I did some further reading and came across this post: Keeping your GitHub Actions and workflows secure Part 1: Preventing pwn requests. In the post, the GitHub Security Lab explains that you can use the workflow_run trigger for building untrusted code and writing to a PR. This breaks the build into two workflows:

  • A read-only repo token that runs the build and tests
  • A write-access workflow_run trigger that runs after the first one does and writes the code coverage to the PR

What does this look like?

The commenting workflow does need access to some of the files created by the first workflow, so I’ve added upload and download artifacts and am using the dawidd6/action-download-artifact action to get the artifacts from another workflow.

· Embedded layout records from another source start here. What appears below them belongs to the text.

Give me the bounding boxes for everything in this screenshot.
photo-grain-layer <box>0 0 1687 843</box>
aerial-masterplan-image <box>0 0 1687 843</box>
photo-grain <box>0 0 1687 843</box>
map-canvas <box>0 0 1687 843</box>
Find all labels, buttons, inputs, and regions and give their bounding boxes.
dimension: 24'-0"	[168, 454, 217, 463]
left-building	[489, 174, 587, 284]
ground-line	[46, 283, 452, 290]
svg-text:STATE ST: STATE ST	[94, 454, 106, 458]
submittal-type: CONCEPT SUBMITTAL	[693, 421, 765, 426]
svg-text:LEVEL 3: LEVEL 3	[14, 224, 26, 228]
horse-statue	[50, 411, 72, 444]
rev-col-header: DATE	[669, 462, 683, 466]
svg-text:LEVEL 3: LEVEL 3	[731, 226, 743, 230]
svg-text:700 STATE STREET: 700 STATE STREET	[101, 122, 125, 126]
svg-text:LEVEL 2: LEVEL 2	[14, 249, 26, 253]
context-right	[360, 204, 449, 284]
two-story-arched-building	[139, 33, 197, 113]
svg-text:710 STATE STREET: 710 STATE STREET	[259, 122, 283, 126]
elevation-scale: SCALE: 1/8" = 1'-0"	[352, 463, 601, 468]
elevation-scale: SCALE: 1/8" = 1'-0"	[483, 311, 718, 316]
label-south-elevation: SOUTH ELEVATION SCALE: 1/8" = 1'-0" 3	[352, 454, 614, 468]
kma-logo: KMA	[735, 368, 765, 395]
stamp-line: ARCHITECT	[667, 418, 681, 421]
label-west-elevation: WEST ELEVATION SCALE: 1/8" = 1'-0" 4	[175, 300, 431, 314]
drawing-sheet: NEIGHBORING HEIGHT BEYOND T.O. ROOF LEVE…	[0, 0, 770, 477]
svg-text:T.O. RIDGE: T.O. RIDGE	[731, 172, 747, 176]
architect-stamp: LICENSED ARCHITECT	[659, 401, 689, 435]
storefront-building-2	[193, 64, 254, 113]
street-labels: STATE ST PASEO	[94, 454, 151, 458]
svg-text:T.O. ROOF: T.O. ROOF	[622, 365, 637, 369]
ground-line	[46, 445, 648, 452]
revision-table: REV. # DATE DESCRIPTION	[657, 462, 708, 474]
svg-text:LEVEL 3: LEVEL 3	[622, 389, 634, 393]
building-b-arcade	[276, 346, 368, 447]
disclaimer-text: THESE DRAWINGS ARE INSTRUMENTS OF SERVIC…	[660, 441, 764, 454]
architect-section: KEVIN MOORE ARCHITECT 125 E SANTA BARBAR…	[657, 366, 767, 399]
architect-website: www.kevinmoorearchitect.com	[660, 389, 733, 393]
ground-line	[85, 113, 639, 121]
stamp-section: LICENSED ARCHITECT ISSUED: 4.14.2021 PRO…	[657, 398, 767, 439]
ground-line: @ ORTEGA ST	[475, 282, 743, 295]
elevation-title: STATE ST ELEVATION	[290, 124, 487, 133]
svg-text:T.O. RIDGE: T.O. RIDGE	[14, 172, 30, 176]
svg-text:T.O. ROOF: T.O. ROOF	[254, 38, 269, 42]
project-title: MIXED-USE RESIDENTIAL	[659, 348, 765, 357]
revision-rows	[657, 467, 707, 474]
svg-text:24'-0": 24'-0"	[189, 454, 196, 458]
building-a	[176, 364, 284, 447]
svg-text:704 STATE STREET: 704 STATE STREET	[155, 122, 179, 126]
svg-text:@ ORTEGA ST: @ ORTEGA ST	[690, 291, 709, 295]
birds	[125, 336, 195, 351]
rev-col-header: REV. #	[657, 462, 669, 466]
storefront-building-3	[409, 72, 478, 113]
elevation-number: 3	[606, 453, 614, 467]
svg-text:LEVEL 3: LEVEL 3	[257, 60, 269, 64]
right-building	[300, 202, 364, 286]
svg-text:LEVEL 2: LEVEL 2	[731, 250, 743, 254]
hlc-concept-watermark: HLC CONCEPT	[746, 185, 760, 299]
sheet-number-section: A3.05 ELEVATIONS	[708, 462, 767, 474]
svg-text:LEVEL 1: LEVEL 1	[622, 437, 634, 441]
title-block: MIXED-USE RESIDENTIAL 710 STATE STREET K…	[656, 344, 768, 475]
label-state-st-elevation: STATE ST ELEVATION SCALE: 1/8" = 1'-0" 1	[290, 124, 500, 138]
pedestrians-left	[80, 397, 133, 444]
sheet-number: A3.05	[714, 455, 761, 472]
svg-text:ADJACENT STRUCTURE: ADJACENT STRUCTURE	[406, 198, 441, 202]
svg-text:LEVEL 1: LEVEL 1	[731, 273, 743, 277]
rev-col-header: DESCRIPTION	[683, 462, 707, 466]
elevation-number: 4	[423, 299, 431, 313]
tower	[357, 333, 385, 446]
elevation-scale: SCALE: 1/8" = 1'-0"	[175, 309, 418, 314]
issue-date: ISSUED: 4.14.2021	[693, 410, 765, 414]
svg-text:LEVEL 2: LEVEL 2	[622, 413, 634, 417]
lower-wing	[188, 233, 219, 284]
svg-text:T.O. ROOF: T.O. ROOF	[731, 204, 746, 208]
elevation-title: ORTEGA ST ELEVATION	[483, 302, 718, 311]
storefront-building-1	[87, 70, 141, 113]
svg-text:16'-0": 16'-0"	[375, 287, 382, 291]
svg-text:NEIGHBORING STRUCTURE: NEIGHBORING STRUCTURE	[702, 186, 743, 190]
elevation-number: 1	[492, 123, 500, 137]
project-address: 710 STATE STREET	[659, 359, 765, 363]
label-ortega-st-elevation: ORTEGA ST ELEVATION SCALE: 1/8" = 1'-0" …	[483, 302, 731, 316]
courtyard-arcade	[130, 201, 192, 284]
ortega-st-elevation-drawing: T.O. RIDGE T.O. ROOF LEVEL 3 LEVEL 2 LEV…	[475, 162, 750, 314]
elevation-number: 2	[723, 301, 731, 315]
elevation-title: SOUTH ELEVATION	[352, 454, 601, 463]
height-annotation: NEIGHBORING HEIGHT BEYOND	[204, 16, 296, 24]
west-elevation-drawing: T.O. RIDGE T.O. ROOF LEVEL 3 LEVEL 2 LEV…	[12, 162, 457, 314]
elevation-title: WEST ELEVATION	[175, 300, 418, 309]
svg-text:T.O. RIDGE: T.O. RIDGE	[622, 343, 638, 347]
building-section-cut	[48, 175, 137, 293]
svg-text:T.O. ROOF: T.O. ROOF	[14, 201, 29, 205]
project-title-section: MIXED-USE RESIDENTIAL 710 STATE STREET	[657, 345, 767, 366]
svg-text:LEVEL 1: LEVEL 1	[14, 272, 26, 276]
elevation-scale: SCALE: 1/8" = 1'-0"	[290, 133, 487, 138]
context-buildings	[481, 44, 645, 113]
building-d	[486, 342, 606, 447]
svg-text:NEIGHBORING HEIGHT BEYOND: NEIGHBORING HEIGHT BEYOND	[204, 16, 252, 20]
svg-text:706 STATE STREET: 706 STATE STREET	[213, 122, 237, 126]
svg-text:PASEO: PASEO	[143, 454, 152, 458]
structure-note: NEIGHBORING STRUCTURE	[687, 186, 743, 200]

I added an if expression to only run that job when it is a pull request situation. When pushing to main, that workflow will appear as skipped.

build.yml

name: .NET Core

on:
  workflow_dispatch:
  push:
    branches: [main]
  pull_request:
    branches: [main]

jobs:
  build:
    runs-on: ubuntu-latest

    steps:
      - uses: actions/checkout@v3
      - name: Setup .NET Core
        uses: actions/setup-dotnet@v3
        with:
          dotnet-version: "7.x"
      - name: Install dependencies
        run: dotnet restore
      - name: Build
        id: build
        run: dotnet build --configuration Release --no-restore

        # See https://josh-ops.com/posts/github-code-coverage/
        # Add coverlet.collector nuget package to test project - 'dotnet add <TestProject.cspoj> package coverlet
      - name: Test
        id: test
        if: steps.build.outcome == 'success'
        run: dotnet test --no-restore --verbosity normal --collect:"XPlat Code Coverage" --logger trx --results-directory coverage

        # Copy code coverage always - regardless of test failures or successes
      - name: Copy Coverage To Predictable Location
        if: success() || failure()
        run: cp coverage/*/coverage.cobertura.xml coverage/coverage.cobertura.xml

      - name: Code Coverage Summary Report
        uses: irongut/CodeCoverageSummary@v1.3.0
        if: success() || failure()
        with:
          filename: coverage/coverage.cobertura.xml
          badge: true
          format: "markdown"
          output: "both"

comment-on-pr.yml

name: Comment on the Pull Request

# read-write repo token
# See: https://securitylab.github.com/research/github-actions-preventing-pwn-requests/
on:
  workflow_run:
    workflows: [".NET Core"]
    types:
      - completed

jobs:
  comment:
    runs-on: ubuntu-latest

    # Only comment on the PR if this is a PR event
    if: github.event.workflow_run.event == 'pull_request'

    steps:
      - name: Get the PR Number artifact
        uses: dawidd6/action-download-artifact@v2
        with:
          workflow: ${{ github.event.workflow_run.workflow_id }}
          workflow_conclusion: ""
          name: pr-number
      - name: Read PR Number into GitHub environment variables
        run: echo "PR_NUMBER=$(cat pr-number.txt)" >> $GITHUB_ENV
      - name: Confirm the PR Number (Debugging)
        run: echo $PR_NUMBER
      - name: Get the code coverage results file
        uses: dawidd6/action-download-artifact@v2
        with:
          workflow: ${{ github.event.workflow_run.workflow_id }}
          workflow_conclusion: ""
          name: code-coverage-results
      - name: Add Coverage PR Comment
        uses: marocchino/sticky-pull-request-comment@v2
        with:
          number: ${{ env.PR_NUMBER }}
          recreate: true
          path: code-coverage-results.md

Conclusion

Remember, it is never “simply a permissions issue”. If you ever think that, the permissions will remind you otherwise. When you see Error: Resource not accessible by integration, consider these things:

  • Does your GITHUB_TOKEN have the write permissions where it is needed?
  • Do you need to isolate your actions into separate workflows to grant only the permissions needed for the steps?

Thanks to the GitHub Security Lab, we have the guidance on how to separate our workflows using their example as a guide.